Tanto per cominciare perché basta dare una scorsa ai verbali del processo per accorgersi che il linguaggio e i ragionamenti usati dall’ imputato non sono quelli di un passacarte, ma quelli, astuti, di uno che nelle risposte al Pubblico Ministero cerca di farsi ritenere un passacarte, un esecutore pedissequo di ordini.
Ciò non implica tout court una cancellazione della tesi arendtiana (che in buona parte pare subire l’influenza dello studio riservato durante tutta la sua vita agli scritti di Agostino d’Ippona, sostenitore dell’idea secondo cui il male non sarebbe altro che una carenza di bene), ma l’esigenza che venga attentamente ricalibrata
– O sottoponendola al confronto con l’ipotesi secondo la quale il male ritorni ad essere considerato ontologicamente definibile il frutto consapevole e colpevole di una scelta, quando e proprio perché non deriva solo dall’odio provocato da qualcosa o dall’avidità del tornaconto politico, sentimentale, economico, sociale etc., ma perché elargizione gratificante e gratuita per chi lo compie.

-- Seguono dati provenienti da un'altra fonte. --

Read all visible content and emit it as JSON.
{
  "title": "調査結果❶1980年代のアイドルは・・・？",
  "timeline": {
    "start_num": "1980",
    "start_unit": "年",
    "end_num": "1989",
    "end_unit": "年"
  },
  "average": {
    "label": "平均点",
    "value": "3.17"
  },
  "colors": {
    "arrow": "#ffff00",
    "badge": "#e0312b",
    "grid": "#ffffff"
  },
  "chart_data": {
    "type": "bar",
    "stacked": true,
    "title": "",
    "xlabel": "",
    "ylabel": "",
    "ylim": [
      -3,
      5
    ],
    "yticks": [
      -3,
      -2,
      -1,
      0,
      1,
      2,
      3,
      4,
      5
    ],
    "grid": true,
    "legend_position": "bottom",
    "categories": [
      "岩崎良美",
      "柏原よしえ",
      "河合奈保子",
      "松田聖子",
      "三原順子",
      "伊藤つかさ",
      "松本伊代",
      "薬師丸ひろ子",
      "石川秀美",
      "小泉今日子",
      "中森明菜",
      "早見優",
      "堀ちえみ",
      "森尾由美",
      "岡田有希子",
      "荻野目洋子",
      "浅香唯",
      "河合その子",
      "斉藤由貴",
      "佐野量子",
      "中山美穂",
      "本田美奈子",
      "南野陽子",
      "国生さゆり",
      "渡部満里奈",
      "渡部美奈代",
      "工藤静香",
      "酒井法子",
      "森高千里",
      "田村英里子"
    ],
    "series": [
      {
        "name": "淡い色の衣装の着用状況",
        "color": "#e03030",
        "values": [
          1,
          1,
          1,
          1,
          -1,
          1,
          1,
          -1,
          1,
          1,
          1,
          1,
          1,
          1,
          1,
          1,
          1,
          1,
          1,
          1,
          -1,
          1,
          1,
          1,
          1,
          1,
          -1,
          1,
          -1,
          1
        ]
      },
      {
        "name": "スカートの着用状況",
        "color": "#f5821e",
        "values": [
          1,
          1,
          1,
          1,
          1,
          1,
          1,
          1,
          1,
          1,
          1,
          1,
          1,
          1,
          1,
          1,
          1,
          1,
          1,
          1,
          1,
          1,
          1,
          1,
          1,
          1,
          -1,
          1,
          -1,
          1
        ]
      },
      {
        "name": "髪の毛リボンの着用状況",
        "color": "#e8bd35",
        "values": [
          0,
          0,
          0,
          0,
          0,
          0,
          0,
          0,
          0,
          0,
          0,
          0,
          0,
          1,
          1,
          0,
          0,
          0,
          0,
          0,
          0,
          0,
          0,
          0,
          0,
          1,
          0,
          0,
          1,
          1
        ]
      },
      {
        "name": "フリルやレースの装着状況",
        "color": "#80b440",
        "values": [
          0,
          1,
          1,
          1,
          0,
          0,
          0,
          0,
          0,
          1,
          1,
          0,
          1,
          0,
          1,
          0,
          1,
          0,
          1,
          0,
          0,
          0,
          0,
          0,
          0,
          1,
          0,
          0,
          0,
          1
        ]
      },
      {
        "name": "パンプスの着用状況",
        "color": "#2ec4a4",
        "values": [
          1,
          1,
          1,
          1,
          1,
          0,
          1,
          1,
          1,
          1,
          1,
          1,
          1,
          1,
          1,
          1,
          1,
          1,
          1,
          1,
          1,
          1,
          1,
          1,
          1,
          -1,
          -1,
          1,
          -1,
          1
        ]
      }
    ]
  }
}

– Oppure sottoponendola al confronto con l’altra ipotesi, simile ma non identica, di intendere il male, quello perlomeno di cui qui si è trattato, come mancanza assoluta di empatia. Poca cosa? Se la si intende nel senso di uno scollegarsi dagli altri per non fare la fatica di tenerne conto, affinché non rappresentino un inciampo o un rallentamento sulla strada che si sta percorrendo o si vuole percorrere, cosalizzandoli alla stregua di una pietra sul proprio cammino da spostare con un calcio, tutt’altro. Soprattutto se dopo ci si complimenta con se stessi per esserci riusciti.
Che è il caso che parrebbe attagliarsi meglio ad Eichmann.

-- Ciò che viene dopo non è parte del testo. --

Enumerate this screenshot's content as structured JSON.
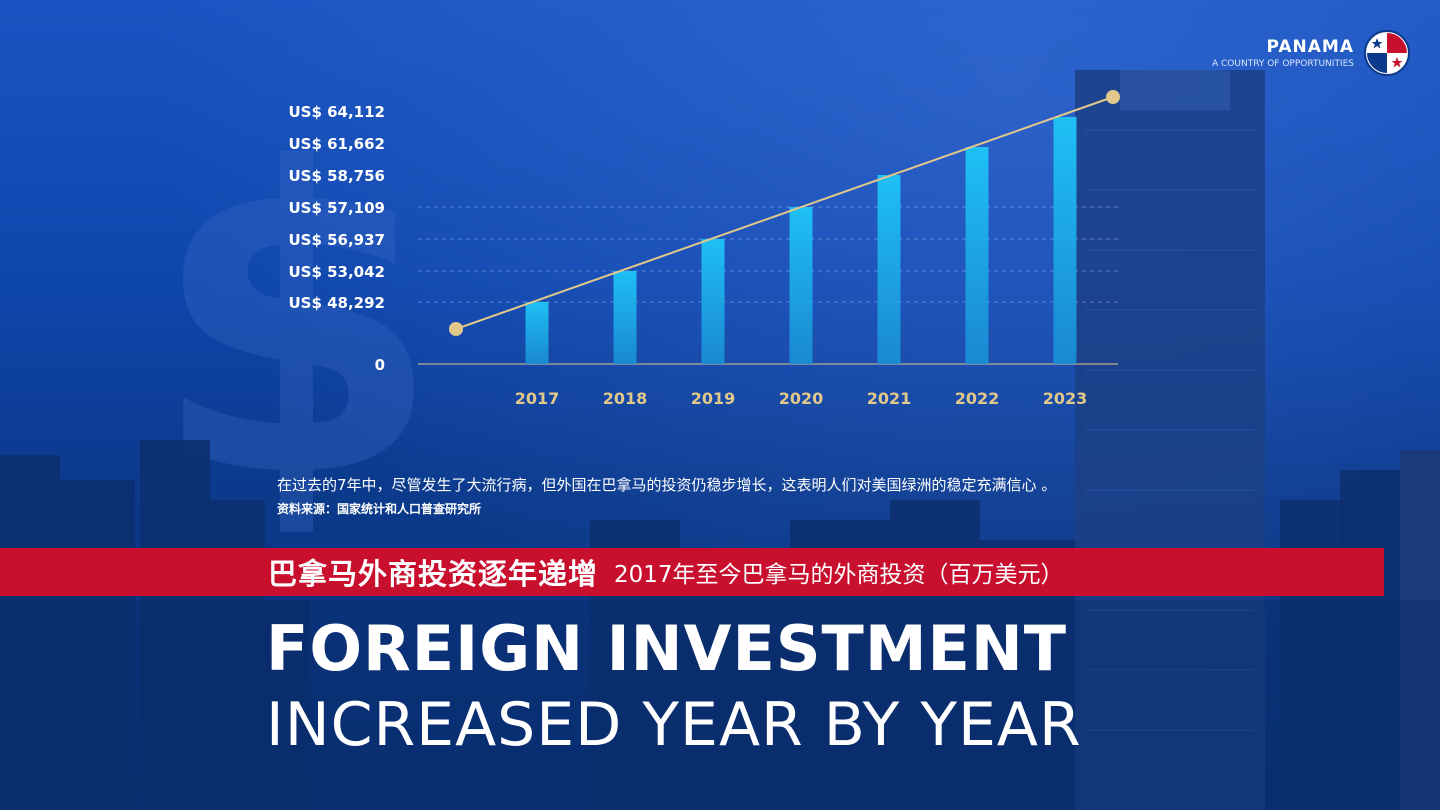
{
  "logo": {
    "title": "PANAMA",
    "subtitle": "A COUNTRY OF OPPORTUNITIES",
    "flag_colors": {
      "blue": "#0b3a8c",
      "red": "#c8102e",
      "white": "#ffffff"
    }
  },
  "chart_data": {
    "type": "bar",
    "categories": [
      "2017",
      "2018",
      "2019",
      "2020",
      "2021",
      "2022",
      "2023"
    ],
    "values": [
      48292,
      53042,
      56937,
      57109,
      58756,
      61662,
      64112
    ],
    "y_tick_labels": [
      "US$ 64,112",
      "US$ 61,662",
      "US$ 58,756",
      "US$ 57,109",
      "US$ 56,937",
      "US$ 53,042",
      "US$ 48,292",
      "0"
    ],
    "ylabel": "",
    "xlabel": "",
    "trend_line": {
      "from": "before 2017",
      "to": "after 2023",
      "color": "#e2c88a"
    },
    "grid": "dashed horizontal lines at tick values",
    "bar_color": "#1fb8f0",
    "tick_label_color": "#e2c88a"
  },
  "note": "在过去的7年中，尽管发生了大流行病，但外国在巴拿马的投资仍稳步增长，这表明人们对美国绿洲的稳定充满信心 。",
  "source": "资料来源：国家统计和人口普查研究所",
  "banner": {
    "title": "巴拿马外商投资逐年递增",
    "subtitle": "2017年至今巴拿马的外商投资（百万美元）",
    "color": "#c8102e"
  },
  "headline": {
    "line1": "FOREIGN INVESTMENT",
    "line2": "INCREASED YEAR BY YEAR"
  }
}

Come si può vedere gli interrogativi che di per sé il caso-Eichmann innesca sono numerosi e di varia natura: biografici, psicologici, filosofici, morali, giuridici, religiosi, politici, pedagogici…
Beninteso, essi con la vicenda di Eichmann hanno avuto modo di imporsi maggiormente, ma sorgerebbero anche focalizzando il discorso su altri mostri della porta accanto, temporalmente a lui precedenti o successivi.
E tanto successivi da giungere fino ai giorni nostri; al nostro giornale quotidiano del mattino, al nostro telegiornale della sera.
E dunque siamo tutti interpellati, direttamente e individualmente.